The Cancer Registration Act (CRA; SR 818.33) is the legal basis for the registration of data on cancer. The law regulates how data is transmitted securely to the cancer registry, how the data must be stored, who may view the data, who may use the data and when the data must be deleted. In addition, all national and international data protection guidelines also apply to cancer registration.
Data protection
The cancer registries and the National Agency for Cancer Registration follow strict regulations to protect collected data. They are based on the provisions of the Cancer Registration Act as well as other binding laws and regulations in Switzerland.
Measures for the protection of personal data
- Data is stored in secured electronic systems in Switzerland. Personal data is kept separate from tumour data.
- All people who work with the data are subject to the duty of confidentiality.
- All data holders have their own data protection and security concepts.
- Other people and institutions – such as the workplace or the health insurance company – do not have access to the information.
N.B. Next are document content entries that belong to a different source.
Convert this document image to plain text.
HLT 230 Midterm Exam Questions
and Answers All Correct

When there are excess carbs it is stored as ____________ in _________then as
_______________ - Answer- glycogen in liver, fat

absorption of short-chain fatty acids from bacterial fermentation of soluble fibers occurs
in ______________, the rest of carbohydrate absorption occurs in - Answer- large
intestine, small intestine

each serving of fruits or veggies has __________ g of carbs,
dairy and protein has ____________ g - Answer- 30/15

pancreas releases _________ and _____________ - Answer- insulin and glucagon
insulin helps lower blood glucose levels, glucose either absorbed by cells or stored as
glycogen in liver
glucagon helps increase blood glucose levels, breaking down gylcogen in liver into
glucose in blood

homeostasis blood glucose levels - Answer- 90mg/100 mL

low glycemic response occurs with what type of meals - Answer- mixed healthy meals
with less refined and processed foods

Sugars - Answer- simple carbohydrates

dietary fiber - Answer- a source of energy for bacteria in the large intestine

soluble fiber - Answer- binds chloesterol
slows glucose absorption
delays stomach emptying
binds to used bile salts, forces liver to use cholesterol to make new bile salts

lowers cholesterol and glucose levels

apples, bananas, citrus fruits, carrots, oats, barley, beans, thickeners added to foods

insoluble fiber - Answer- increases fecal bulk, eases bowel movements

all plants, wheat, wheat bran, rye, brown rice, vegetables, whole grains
- Information for the public is always prepared in such a way that no conclusions can be drawn about individual people.
Only data that is of concrete use is registered. The data is transmitted via encrypted systems (e.g., from the reporter to the cancer registries, from the cancer registries to the National Agency for Cancer Registration).
Statistical further processing of collected data
The National Agency for Cancer Registration (NACR) evaluates the data from the cancer registries according to scientific rules. It does not receive any identifying personal data such as exact dates of birth or names for this purpose. The Federal Statistical Office (FSO) also compiles statistics on the spreading of tumours. It is the only national body that is permitted to combine data from the cancer registries with data from other areas via the OASI number in order to gain new scientific knowledge. This is subject to strict regulations, however, and may only be done for statistical evaluations in the field of health and after prior consultation with the federal agencies concerned.
Strictly regulated use of data for research purposes
The cantonal cancer registries, the Childhood Cancer Registry, the National Agency for Cancer Registration (NACR) and the Federal Statistical Office (FSO) also forward data to third parties upon request for research projects – for example, at universities. This generally involves anonymised data. If special reasons exist, data may also contain information about the person. A prerequisite for this is the consent of the data subject or approval by an ethics committee.